Supervised Learning #
Supervised learning involves a human “teacher” guiding a computer program (known as an algorithm) to capture patterns in historical data that contains known input-output mappings (“labeled data”) and create models that can be used to make predictions on new data, never-before-seen data.
Supervised learning is responsible for the overwhelming majority of the economic value created by machine learning today [Ng, Andrew at 13:29 minutes]. Examples of application are estimating the price of a car given its mileage, age, brand, engine capacity, etc, and predicting the likelihood of a prospect buying given their personal attributes, economic conditions, and features of the item being sold.
Unsupervised Learning #
Unsupervised learning involves an algorithm deducing the underlying structure of data that does NOT have input-output mappings (unlabeled data) by identifying similarities and anomalies in the data without a human teacher. Examples of usage are segmenting customers to better assign marketing campaigns and detecting outliers in banking transactions to identify fraud.
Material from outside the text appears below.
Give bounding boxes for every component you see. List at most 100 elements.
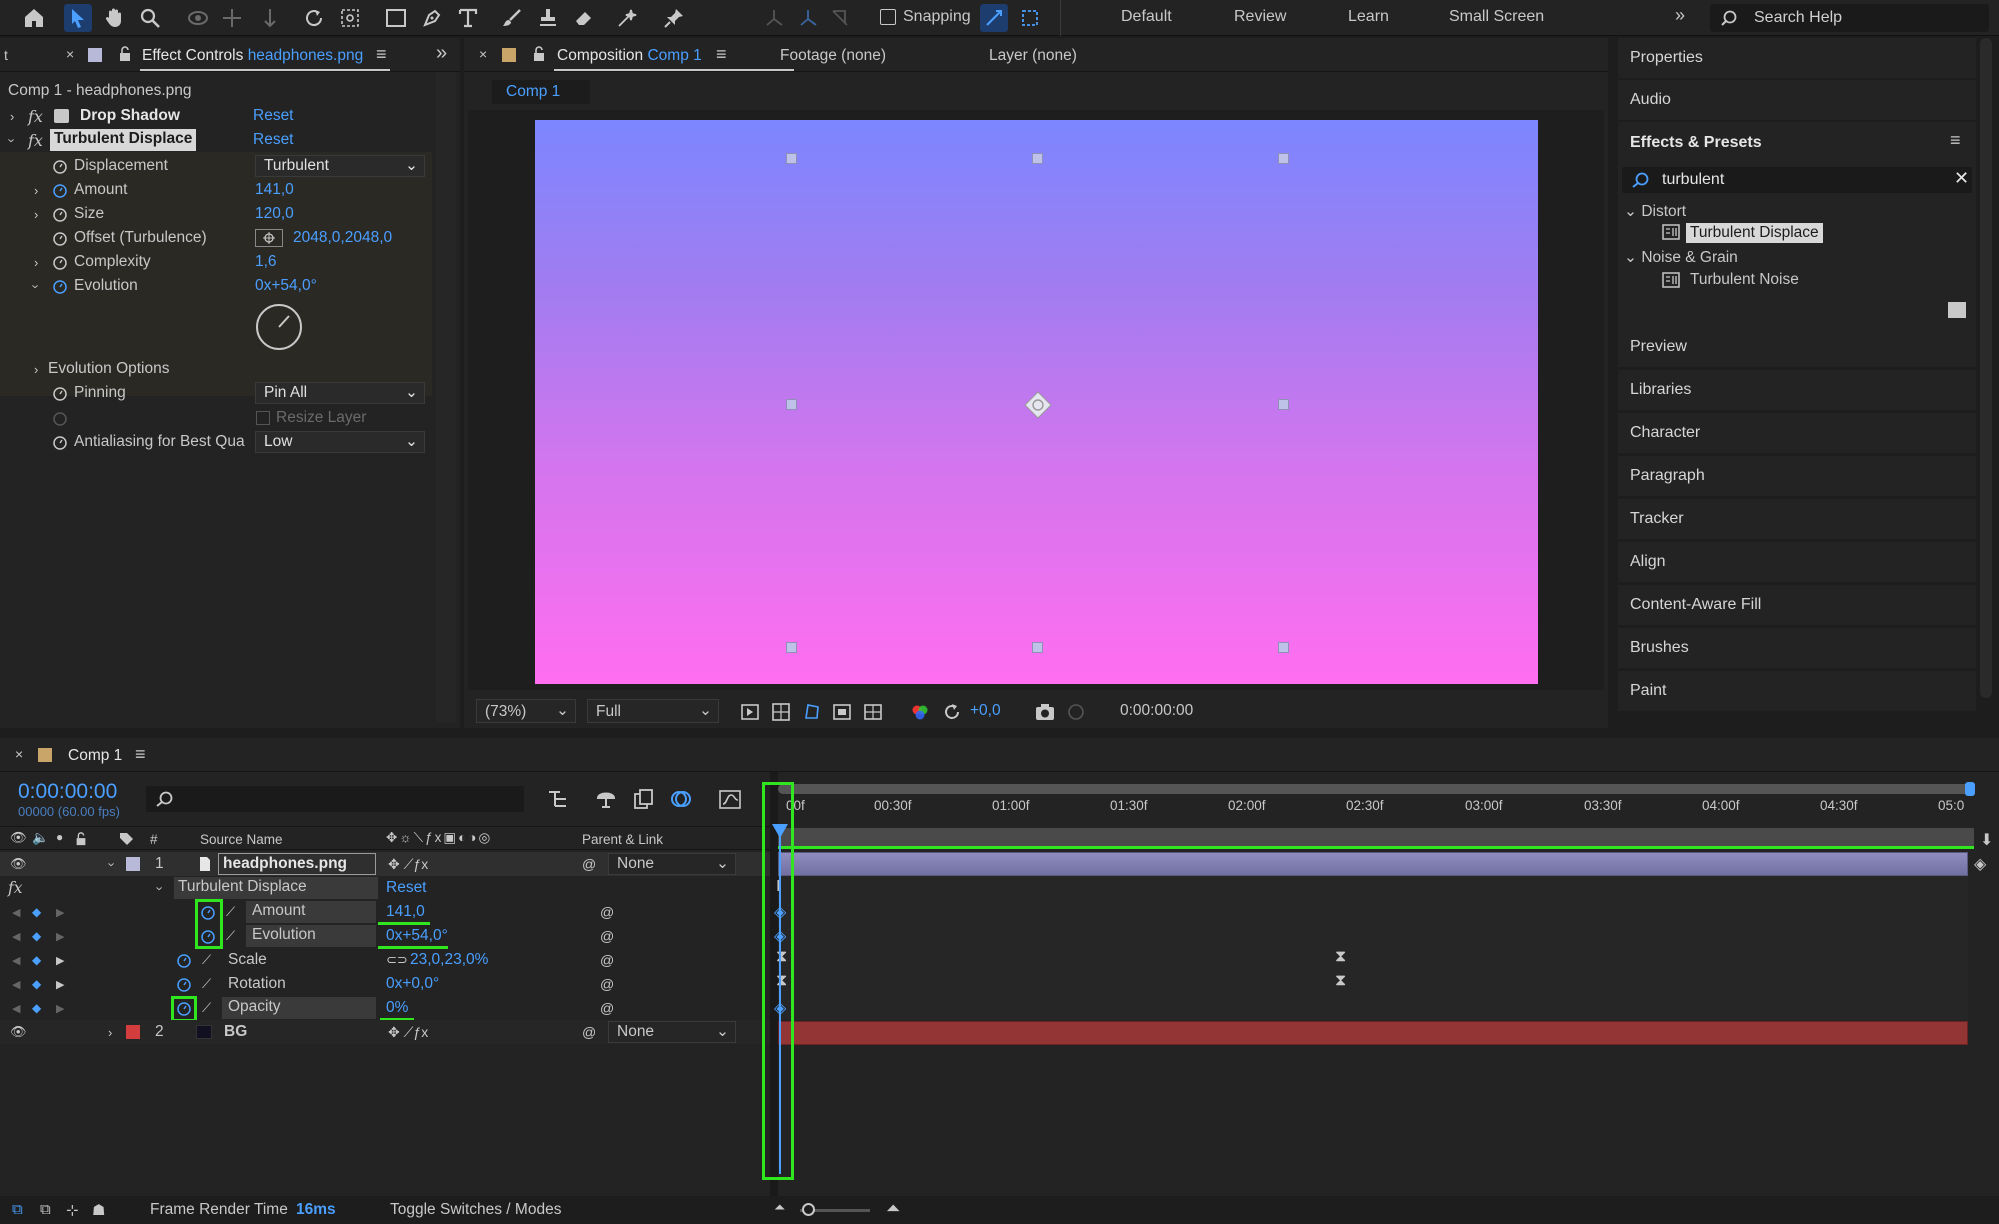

Semi-supervised Learning #
Semi-supervised learning is used to train models on partially labeled training data, usually a lot of unlabeled data and a little bit of labeled data. An unsupervised algorithm places the data into clusters then a supervised learning model built on the few labeled data points assigns labels to the unlabeled data in each cluster. Applications include text document classification and face recognition.
Reinforcement Learning #
Reinforcement learning is a behavioral model. The learning system (an “agent”) learns through trial and error, rather than training data, using a feedback loop of “rewards” and “penalties” to guide it towards the best outcome. The agent learns, over time, the best strategy (“policy”) that maximizes the rewards, thereby learning what action it should choose when it is in a given situation. In simple terms, the agent learns in the same way a dog learns. Applications are optimizing the trading strategy for an investment portfolio, balancing the load of electricity in varying demand cycles in a data center, finding the path that maximizes student outcomes in a course, etc.